Mamaroneck Town Parking Bill Awaits Governor’s Signature
With the New York State Senate embroiled in turmoil over the last two weeks, there is a plan for compromise between the Democrats and Republicans that includes developing a short list of local bills that require Senate approval, having already passed the Assembly. Assemblyman George Latimer (D-Westchester, 91st A.D.) has identified four key bills that affect local governments in his region that need Senate passage. The four bills, sponsored by Mr. Latimer have passed in the Assembly, and are all sponsored in the Senate by Sen. Suzi Oppenheimer (D-Westchester, 37th S.D.).
A.227 – New Rochelle City Hotel Tax
Will generate at least $250K for the city’s budget
A.289 – Rye City Hotel Tax Extender
Extends the 2006 law, scheduled to expire in 2009 – generates $85K per year for the city’s budget
A.6466 – Westchester County Sales Tax Extender
Extends the 2007 law, scheduled to expire in 2009 - the tax represents the county’s second largest revenue source
A.8673 – Port Chester Court Attendants
Local request providing peace officer status in the Port Chester Village Court
Mr. Latimer has passed 15 sponsored bills in the Assembly so far this year. Three of these bills were passed by the Senate before the recent coup. Those bills were locally-requested: the New Rochelle Sales Tax Extender and the Mamaroneck Town Parking Bill. All three are expected to be sent to the governor and signed into law.

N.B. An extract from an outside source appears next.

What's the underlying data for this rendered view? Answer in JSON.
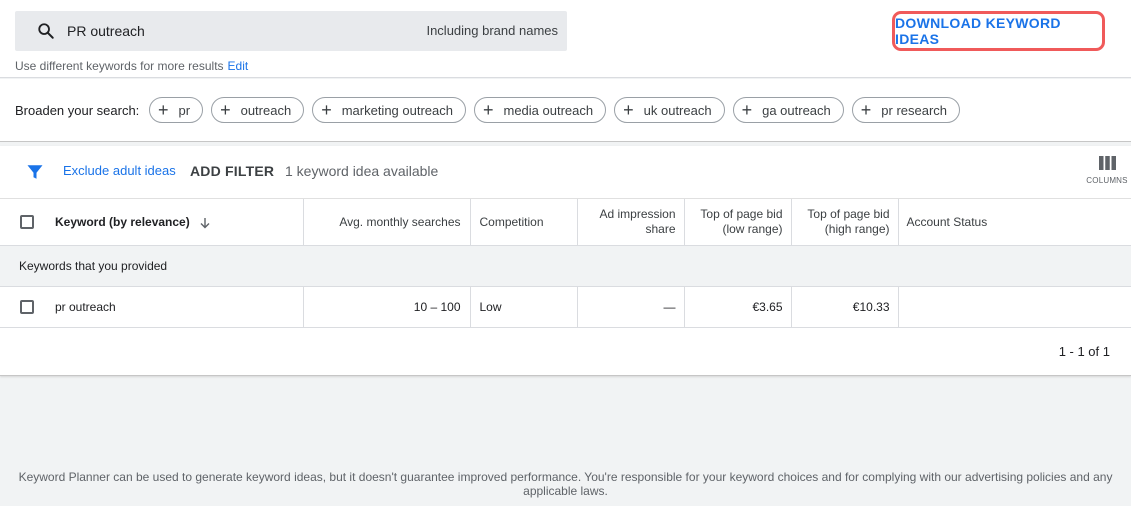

Editor’s Note: Asked for more detail, Mr. Latimer said the Senate passed the Mamaroneck Town Parking bill on May 13. It passed the Assembly on June 15. The bill allows but does not require Mamaroneck Town to develop a residential parking system. For some time, the Mamaroneck Town Board has discussed allowing residents of Washington Square to purchase permits for parking on streets near their apartment buildings. Many of the buildings have no lots or insufficient space for the numbers of vehicles owned by current residents. Mr. Latimer introduced similar legislation in previous years, but this is the first time the bill has cleared both houses. (See: Residential Parking District for Washington Square.)
Assemblyman Latimer highlighted the four additional bills as absolute necessities in any special Senate session: “The local governments involved do not deserve to be played like pawns in a high-level game of chess. The Senate should agree to a shared leadership compromise, reflecting the 31-31 split in senators, and to advance, at the very least, critical local bills. Our towns, cities, villages and county are counting on us.”
Mr. Latimer noted that at least 5 of his other bills were on the verge of Senate passage, but are likely to be lost along with many other worthy bills in the Senate battle. The assemblyman concluded his remarks: “Senator Oppenheimer and I are in close contact on these issues, and she is highlighting them for action as well. While the news seems bleak, I am generally an optimistic person. I’m hopeful this will all be resolved.”